In Australia, we might like to think about that as well. Is it reasonable that wealth built up under the tax shelter of superannuation still remains largely untaxed in retirement when the working child or grandchild of the superannuant pays tax on the same, or lower level of income. These are big issues and big questions and they will shape markets in the years ahead.

Not to mention the savings glut and what that does to bond rates, economic activity and so on. Time for a conversation and a hard look at ourselves, folks. In the interests not just of the shrinking number of kids, but ourselves as well.

5. Hedge funds – charge too much, deliver too little. That’s the message from hedge fund legend Jim Chanos. Linnette Lopez reports Chanos said on a Business Insider podcast:

“Really, it’s befuddled me and I’m in the industry… how the industry’s gotten away with the high fees for so long for what in effect is beta, market exposure.”
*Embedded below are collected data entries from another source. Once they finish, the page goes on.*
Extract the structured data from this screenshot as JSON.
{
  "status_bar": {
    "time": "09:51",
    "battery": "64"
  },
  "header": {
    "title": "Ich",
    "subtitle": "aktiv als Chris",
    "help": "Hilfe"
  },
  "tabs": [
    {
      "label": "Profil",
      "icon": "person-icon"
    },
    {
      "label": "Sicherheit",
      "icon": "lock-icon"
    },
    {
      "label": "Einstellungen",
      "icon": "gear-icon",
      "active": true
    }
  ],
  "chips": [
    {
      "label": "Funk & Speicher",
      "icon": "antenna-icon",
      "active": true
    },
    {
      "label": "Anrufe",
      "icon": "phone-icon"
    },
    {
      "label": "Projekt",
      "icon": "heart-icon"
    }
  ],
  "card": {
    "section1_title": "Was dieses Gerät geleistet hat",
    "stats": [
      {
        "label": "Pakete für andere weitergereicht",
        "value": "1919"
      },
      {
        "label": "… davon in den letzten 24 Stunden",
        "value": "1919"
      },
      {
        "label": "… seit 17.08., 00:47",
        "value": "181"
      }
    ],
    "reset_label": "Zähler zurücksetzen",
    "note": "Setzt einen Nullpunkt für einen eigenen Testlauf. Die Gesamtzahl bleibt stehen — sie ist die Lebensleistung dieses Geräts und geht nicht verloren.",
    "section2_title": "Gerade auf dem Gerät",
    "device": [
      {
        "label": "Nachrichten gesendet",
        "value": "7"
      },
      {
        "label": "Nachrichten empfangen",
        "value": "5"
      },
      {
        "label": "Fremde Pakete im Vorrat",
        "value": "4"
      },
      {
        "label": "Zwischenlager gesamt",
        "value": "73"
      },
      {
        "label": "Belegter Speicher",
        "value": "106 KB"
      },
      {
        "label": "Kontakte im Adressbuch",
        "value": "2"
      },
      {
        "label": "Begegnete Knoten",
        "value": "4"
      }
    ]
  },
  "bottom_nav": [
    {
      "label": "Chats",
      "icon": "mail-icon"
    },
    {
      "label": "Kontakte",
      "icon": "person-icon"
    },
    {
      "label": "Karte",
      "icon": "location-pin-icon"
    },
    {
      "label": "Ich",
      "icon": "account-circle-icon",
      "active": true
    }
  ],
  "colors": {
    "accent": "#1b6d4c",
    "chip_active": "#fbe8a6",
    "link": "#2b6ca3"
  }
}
Chanos is an alpha creater in his own right and he wonders where it’s coming from in the move to indexing. No doubt his peers do too – see below.

6. Hedge fund managers – the non-billionaires – are miserable. I can’t think of many things I’d rather do less, but Linette Lopez just spent some time at the SALT hedge fund conference in Las Vegas. She’s written an interesting piece on just how miserable the non-billionaire folks in the room were faced with an inability to beat the market and a potential Donald Trump presidency.

This is an interesting story on so many levels. Most I see it in behavioural terms. Get a bunch of super wealthy dudes and dudettes in a room and everyone except the top few, likely older and more established – so less fearful of losing their wealth – are looking around judging their own wealth relative to everyone else.

Keynes’ beauty parade on a personal level. It helps explain why some of these guys’ performances have been so awful lately.

Key data for the past 24 hours (with thanks to BNZ markets)
NZ: Perform. of services index, Apr: 57.7 vs. 54.8 prev.
UK: House prices (m/m, %), May: 7.8 vs. 7.3 prev.
JP: Machine-tool order (y/y, %), Apr: -26.4 vs. -21.2 prev.
US: Empire manufacturing index, May: -9.02 vs. 6.50 exp.
CA: Existing home sales (m/m, %), Apr: 3.1 vs. 1.5 prev.
US: NAHB housing market index, May: 58 vs. 59 exp.

You can catch me on Twitter.

strong>And now from CMC Markets’ Ric Spooner is today’s Stock of the Day

Rio Tinto

This is a busy chart but it’s well placed to provide some insight into short term market dynamics.

Rio looks like rejecting short term support with potential for some strong upward momentum, at least initially. This coincides with the Shanghai Steel Rebar contract also faltering at support yesterday.

In Rio’s case, it looks like forming a minor double bottom at the 78.6% Fibonacci retracement level. The Bollinger Bands are pointing to the possibility of a minor reversal. The first low of the double bottom is under the lower band while the second leg is above it. This indicates that the downtrend is losing impetus.

However, to be more than a minor blip this rally will need to clear the resistance of the last minor peak and 200 day moving average around $46.65.